S&P cut Sri Lanka's ratings from "CCC+" to "CCC" at the start of the new year, following Fitch, which slashed the ratings from "CCC" to "CC" in mid-December, effectively extending the lockout of Sri Lanka from accessing international capital markets since early 2020. "Cumulative foreign-currency debt service, including interest and principal, amounts to about $26 billion from 2022 through to 2026," Fitch said at the time.
Analysts conceded that Sri Lanka's debt spiral, which the Rajapaksa administration inherited from the dysfunctional government it defeated at the November 2019 presidential elections, has worsened following the outbreak of COVID-19. The pandemic has sapped the flow of dollars from the island's formerly buoyant tourism sector, which in 2018, its best year on record, generated more than $4 billion.
A drop in migrant worker remittances, and the country's multi-billion-dollar trade and current account deficits, have made it even harder for the Rajapaksa government to meet its annual debt payments.
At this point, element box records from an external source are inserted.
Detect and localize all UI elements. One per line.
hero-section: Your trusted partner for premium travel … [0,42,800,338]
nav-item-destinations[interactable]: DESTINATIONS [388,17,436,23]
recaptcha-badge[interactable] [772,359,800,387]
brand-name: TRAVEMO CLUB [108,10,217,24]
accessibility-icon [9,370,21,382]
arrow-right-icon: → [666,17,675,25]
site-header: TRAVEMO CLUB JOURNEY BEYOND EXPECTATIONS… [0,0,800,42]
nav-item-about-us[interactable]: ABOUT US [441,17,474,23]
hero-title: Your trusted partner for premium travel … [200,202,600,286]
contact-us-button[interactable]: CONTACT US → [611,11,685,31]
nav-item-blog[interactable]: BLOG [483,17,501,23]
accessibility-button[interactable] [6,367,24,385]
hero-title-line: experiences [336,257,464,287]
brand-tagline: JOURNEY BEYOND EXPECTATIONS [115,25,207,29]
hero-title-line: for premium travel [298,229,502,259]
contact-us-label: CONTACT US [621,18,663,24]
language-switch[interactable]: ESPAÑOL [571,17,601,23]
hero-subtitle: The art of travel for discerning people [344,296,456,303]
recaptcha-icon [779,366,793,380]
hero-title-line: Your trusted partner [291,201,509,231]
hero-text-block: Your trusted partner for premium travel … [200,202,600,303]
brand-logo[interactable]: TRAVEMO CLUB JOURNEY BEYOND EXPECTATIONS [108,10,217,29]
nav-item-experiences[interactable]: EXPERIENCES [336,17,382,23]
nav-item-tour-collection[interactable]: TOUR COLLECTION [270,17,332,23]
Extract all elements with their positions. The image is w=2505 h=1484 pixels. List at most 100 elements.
Foreign reserves had plummeted from $7.9 billion at the end of 2019 to $1.6 billion usable reserves by November 2021. The central bank's provisional calculations reveal that foreign remittances sank by a staggering 22.7% last year, going from $7.19 billion in 2020 to $5.49 billion in 2021.
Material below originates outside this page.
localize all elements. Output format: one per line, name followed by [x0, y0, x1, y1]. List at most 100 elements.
That drop, according to commercial banking sources, indicates migrant workers shifting from remitting money through official banking channels due to an artificial dollar-to-Sri Lankan rupee exchange rate currently in force, whereby the central bank wants commercial lenders to pay no more than 210 Sri Lankan rupees for $1. Holders of dollars, meanwhile, can receive almost 250 Sri Lankan rupees per dollar in a thriving black market on Colombo's streets.
The growing scarcity of food, fuel and medicines on which Sri Lanka's import-dependent economy survives, and a spike in inflation during 2021, has prompted warnings from some quarters that the country is on the cusp of having years of prosperity wiped out. Inflation in December was up more than 10% from 12 months earlier.
"Economic decline could result in a complete breakdown of law and order," warned the Bar Association of Sri Lanka, an influential independent body of Sri Lankan lawyers, in a terse statement. "Serious repercussions flow from growing financial hardships that have to be borne by citizens."
Similar alarm bells are ringing in some diplomatic circles in Colombo, embassy sources have revealed to Nikkei. A statement by the Canadian mission to its citizens in Sri Lanka on the eve of the bond payment conveyed the sense of a country on the brink.
"Keep supplies of food, water and fuel on hand in case of lengthy disruptions," the statement says. "Long line-ups may be experienced at grocery stores, gas stations and pharmacies."